O amour de Dieu qui nous éclaire aussi, – car c’est Dieu seul qui agit et nous meut – lumière anticipée de la céleste Jérusalem! Requiescet super eum Spiritus sapientiae et intellectus.

Plus la lumière est vive, plus l’homme voit, et plus la foi est vive, plus l’homme comprend. Omnia fiunt facilia veritati. St Augustin.

2° L’Espérance.

2. La conséquence du péché, c’est la douleur. Dieu n’a pas voulu l’enlever de la terre. A côté de la douleur, la tentation. Omnis creatura ingemiscit, et parturit. Nous-mêmes. Nam exspectatio creaturae revelationem filiorum Dei exspectat. Per patientiam exspectamus. – Oui, il y a épreuve, mais: non sunt condignae passiones hujus temporis ad futuram gloriam, quae revelabitur in nobis. Voilà le but. Id enim quod in praesenti est, momentaneum et leve tribulationis nostrae supra modum in sublimitate, aeternum gloriae pondus operatur in nobis. – Quae autem non videntur, aeterna sunt.

Non seulement le but, mais la force de l’atteindre. Filii autem hominum in tegmine alarum tuarum sperabunt. Attendamus ad indicem dilectionis promissionis Dei, tales arrhas accepimus, tenemus mortem Christi, tenemus sanguinem Christi. En spes, lactat nos, nutrit nos, confirmat nos, et in ista laboriosa vita consolatur nos.

3° La charité qui rend heureux.

La foi nous fait adhérer à Dieu comme principe de vérité, l’espérance comme principe de tout bien, la charité pour Dieu même.

La charité principe et couronnement de toute perfection, de toute vertu, de toute sainteté.

La puissance d’aimer Dieu. Mais toute grâce, tout bien est au-dessous de celui-là. La charité dont les deux ailes, l’amour de Dieu et l’amour du prochain nous élèvent vers les cieux.
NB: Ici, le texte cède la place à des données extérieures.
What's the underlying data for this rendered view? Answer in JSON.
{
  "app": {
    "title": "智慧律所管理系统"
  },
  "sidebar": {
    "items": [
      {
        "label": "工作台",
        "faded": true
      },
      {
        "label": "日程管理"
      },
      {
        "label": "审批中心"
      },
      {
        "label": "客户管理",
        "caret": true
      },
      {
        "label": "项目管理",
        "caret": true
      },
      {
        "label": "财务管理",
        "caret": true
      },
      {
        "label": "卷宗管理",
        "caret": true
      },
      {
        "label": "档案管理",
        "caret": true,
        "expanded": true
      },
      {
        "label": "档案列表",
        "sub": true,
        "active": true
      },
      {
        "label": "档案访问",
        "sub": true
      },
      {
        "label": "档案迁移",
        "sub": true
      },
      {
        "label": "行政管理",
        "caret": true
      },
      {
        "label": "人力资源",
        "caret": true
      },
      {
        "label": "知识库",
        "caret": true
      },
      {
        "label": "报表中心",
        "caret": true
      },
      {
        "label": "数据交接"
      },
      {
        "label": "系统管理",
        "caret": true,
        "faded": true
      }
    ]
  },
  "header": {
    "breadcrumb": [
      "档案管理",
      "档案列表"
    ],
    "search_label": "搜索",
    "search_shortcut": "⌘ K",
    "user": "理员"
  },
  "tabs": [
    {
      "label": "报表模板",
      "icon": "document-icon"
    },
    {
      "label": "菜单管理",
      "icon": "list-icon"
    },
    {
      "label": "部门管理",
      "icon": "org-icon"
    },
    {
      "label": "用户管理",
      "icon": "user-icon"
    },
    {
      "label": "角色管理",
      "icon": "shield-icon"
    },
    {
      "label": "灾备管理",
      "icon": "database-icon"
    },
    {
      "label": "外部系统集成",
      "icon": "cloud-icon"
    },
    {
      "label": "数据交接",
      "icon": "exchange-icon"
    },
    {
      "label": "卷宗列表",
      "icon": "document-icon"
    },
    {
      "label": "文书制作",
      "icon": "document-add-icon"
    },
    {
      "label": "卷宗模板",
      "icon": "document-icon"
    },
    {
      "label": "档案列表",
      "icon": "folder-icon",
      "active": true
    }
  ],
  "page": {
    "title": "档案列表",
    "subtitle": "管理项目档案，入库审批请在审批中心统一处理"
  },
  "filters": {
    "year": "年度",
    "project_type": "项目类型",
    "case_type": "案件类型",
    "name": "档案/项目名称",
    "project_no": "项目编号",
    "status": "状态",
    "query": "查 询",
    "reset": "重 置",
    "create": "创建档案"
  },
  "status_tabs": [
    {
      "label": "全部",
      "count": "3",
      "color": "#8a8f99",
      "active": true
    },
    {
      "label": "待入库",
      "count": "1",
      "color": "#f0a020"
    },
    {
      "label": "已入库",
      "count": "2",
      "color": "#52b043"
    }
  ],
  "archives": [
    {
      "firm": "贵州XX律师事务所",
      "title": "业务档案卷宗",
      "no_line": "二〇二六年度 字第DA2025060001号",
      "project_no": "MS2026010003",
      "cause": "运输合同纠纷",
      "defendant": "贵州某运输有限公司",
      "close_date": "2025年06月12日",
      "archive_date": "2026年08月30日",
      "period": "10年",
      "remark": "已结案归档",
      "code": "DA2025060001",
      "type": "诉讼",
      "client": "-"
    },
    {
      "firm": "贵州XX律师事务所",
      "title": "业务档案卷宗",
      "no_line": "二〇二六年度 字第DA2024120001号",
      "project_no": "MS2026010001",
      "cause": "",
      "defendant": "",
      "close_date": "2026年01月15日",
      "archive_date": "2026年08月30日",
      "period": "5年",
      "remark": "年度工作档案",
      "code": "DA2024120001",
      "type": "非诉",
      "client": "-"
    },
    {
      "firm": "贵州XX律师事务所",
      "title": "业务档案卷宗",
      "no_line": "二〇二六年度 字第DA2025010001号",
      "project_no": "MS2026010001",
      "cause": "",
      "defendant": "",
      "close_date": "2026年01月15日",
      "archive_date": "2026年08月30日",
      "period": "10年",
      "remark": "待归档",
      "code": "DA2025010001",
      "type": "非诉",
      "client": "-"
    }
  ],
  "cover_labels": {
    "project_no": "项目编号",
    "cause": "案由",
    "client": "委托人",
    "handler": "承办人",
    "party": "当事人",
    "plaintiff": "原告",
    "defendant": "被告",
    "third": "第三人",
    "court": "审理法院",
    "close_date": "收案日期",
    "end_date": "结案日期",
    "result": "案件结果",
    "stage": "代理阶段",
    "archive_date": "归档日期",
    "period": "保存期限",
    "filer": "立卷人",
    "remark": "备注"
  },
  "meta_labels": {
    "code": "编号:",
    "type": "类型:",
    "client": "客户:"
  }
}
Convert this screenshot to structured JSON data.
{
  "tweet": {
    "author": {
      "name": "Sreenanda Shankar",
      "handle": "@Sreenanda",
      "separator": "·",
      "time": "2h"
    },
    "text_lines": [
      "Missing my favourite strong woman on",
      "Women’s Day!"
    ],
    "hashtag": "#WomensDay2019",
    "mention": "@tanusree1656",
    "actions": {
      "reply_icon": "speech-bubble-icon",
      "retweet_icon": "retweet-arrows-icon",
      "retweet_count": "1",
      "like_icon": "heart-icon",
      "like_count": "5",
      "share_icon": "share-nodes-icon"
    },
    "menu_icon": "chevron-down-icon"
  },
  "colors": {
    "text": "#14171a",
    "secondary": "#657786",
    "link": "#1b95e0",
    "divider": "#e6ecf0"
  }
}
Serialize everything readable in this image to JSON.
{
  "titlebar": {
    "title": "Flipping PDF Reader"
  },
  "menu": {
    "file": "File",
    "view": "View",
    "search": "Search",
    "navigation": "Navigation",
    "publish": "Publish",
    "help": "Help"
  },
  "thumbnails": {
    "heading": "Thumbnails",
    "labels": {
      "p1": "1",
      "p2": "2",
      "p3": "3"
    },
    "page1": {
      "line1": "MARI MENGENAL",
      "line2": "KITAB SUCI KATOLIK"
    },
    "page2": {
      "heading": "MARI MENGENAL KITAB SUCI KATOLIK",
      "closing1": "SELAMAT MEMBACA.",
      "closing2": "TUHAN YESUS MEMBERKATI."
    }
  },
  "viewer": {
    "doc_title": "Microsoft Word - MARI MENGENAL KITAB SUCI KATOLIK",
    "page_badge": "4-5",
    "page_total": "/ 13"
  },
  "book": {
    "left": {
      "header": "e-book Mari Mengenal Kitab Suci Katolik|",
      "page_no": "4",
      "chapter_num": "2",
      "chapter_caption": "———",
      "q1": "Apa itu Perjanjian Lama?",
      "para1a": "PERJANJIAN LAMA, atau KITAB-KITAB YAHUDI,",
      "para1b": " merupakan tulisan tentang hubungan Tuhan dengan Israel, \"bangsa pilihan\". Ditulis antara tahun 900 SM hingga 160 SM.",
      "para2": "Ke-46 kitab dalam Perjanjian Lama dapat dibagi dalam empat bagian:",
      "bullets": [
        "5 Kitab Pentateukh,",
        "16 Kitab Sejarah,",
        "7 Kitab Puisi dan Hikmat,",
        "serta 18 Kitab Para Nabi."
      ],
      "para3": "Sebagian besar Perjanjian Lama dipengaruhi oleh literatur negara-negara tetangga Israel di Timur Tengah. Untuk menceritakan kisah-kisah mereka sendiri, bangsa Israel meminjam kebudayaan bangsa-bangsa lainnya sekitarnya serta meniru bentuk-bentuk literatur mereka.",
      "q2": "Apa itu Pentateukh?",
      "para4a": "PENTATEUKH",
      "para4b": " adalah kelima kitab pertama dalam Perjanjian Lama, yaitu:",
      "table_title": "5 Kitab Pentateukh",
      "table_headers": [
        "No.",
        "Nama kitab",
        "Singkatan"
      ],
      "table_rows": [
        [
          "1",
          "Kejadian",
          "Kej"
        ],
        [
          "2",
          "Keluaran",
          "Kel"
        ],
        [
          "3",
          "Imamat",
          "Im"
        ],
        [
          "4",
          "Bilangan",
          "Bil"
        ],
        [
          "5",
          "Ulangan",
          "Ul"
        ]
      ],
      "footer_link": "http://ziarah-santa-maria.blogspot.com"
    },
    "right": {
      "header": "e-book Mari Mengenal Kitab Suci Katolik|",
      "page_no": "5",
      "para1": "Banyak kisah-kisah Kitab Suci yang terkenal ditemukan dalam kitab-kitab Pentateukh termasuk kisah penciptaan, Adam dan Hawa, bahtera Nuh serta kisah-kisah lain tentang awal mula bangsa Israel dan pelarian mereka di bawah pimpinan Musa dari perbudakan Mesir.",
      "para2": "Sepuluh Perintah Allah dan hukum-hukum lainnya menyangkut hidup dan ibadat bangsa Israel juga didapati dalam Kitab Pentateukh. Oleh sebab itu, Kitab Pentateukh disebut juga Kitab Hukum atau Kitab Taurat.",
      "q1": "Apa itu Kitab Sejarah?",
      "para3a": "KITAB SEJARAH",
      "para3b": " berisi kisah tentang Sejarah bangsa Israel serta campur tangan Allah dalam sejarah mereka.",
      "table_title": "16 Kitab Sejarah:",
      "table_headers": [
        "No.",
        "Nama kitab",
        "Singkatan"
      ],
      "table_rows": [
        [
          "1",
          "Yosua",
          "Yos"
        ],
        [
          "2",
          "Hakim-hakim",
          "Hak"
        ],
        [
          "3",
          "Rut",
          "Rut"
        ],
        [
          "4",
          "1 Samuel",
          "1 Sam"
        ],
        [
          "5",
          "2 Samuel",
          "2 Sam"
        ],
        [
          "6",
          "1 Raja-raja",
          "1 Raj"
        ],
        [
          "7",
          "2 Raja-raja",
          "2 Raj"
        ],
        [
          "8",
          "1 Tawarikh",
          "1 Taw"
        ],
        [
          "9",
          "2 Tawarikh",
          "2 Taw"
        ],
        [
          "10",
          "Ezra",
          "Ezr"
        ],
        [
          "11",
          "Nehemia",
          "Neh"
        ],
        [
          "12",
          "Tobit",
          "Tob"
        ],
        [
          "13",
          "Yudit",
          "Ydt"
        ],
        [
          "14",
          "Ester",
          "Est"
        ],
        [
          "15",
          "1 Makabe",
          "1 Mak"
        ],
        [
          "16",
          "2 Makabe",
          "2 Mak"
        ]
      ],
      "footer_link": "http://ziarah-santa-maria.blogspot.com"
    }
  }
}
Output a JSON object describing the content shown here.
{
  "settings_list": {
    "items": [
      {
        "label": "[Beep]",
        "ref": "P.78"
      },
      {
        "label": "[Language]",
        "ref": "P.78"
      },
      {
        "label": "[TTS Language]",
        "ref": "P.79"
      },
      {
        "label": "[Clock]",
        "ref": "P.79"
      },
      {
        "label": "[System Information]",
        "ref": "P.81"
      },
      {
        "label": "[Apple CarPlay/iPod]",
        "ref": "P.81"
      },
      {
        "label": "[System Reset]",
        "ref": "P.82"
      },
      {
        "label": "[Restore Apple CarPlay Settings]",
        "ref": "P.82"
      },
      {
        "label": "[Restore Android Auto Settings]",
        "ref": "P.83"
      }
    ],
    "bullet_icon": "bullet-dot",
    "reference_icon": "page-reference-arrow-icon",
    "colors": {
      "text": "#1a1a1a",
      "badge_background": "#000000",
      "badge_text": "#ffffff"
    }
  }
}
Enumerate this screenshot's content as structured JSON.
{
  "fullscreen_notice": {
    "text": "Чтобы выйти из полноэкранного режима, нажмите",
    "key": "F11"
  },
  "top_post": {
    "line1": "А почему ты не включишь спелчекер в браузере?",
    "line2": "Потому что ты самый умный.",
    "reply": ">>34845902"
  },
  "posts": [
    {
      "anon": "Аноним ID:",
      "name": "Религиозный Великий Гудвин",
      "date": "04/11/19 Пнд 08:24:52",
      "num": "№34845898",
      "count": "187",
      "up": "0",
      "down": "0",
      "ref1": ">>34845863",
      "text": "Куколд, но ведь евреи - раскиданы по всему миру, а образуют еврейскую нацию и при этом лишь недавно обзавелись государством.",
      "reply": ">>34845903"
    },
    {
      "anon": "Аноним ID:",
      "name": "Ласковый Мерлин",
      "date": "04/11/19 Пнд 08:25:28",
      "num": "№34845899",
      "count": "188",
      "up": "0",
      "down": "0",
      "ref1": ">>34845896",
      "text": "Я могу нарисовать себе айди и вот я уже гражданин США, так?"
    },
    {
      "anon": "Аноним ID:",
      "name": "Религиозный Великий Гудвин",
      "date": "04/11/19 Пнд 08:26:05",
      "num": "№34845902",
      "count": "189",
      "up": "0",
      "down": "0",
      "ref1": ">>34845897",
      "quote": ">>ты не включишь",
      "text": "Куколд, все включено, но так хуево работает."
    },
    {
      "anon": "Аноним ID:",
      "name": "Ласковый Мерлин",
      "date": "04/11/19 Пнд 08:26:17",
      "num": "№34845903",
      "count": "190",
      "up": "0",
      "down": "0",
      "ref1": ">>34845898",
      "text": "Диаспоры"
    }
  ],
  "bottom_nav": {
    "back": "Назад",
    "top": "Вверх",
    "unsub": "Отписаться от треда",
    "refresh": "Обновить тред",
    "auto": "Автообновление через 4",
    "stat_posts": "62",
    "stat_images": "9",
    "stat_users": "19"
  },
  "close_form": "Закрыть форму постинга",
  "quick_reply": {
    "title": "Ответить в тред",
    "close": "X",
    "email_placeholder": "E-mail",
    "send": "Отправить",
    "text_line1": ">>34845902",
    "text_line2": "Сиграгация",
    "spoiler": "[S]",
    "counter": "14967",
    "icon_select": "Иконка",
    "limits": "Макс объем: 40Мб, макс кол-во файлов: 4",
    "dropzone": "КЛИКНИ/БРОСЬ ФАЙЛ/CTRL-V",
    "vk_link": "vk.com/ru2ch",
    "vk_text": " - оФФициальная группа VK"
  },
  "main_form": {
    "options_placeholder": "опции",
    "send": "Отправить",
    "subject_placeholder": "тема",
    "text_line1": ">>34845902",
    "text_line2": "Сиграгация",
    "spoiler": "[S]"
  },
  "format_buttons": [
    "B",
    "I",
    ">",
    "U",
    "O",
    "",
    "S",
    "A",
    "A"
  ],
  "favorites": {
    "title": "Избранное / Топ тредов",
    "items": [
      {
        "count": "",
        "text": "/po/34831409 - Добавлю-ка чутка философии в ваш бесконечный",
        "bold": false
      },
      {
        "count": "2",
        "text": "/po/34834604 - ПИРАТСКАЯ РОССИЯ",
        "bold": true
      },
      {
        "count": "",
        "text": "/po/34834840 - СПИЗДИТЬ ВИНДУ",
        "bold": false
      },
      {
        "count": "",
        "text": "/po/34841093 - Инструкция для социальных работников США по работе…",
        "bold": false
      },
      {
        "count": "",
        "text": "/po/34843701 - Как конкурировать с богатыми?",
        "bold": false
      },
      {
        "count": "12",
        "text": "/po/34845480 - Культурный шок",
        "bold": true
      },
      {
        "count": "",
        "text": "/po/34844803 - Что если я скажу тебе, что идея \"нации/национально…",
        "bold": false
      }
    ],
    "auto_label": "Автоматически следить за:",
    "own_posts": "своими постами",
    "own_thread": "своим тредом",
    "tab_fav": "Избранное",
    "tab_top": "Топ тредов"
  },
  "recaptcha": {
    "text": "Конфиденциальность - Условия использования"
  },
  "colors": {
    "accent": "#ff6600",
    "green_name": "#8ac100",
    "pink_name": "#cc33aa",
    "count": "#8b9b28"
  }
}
St Augustin.

La charité qui donne la jouissance dès ici-bas, la charité qui la consomme dans les cieux, la charité qui nous unit à Dieu, et qui empêche que les saints perdent leur bonheur dans l’éternité.

La charité qui consomme l’oeuvre de Dieu dans l’éternité.

Lege quadam civitas continetur, lex ipsa eorum charitas est, et ipsa charitas Deus est. Aperte enim scriptum est, Deus charitas est; qui ergo plenus est charitate, plenus est Deo, et multi pleni charitate faciunt civitatem Dei. St Augustin.

Bonheur de l’Eglise, de l’éternité; foi à ce bonheur, espérance de le posséder, amour à celui qui le donne.

Les richesses de la gloire de Dieu sont la lumière par la foi, la force et la consolation par l’espérance, la pure union de Dieu et le bonheur par la charité.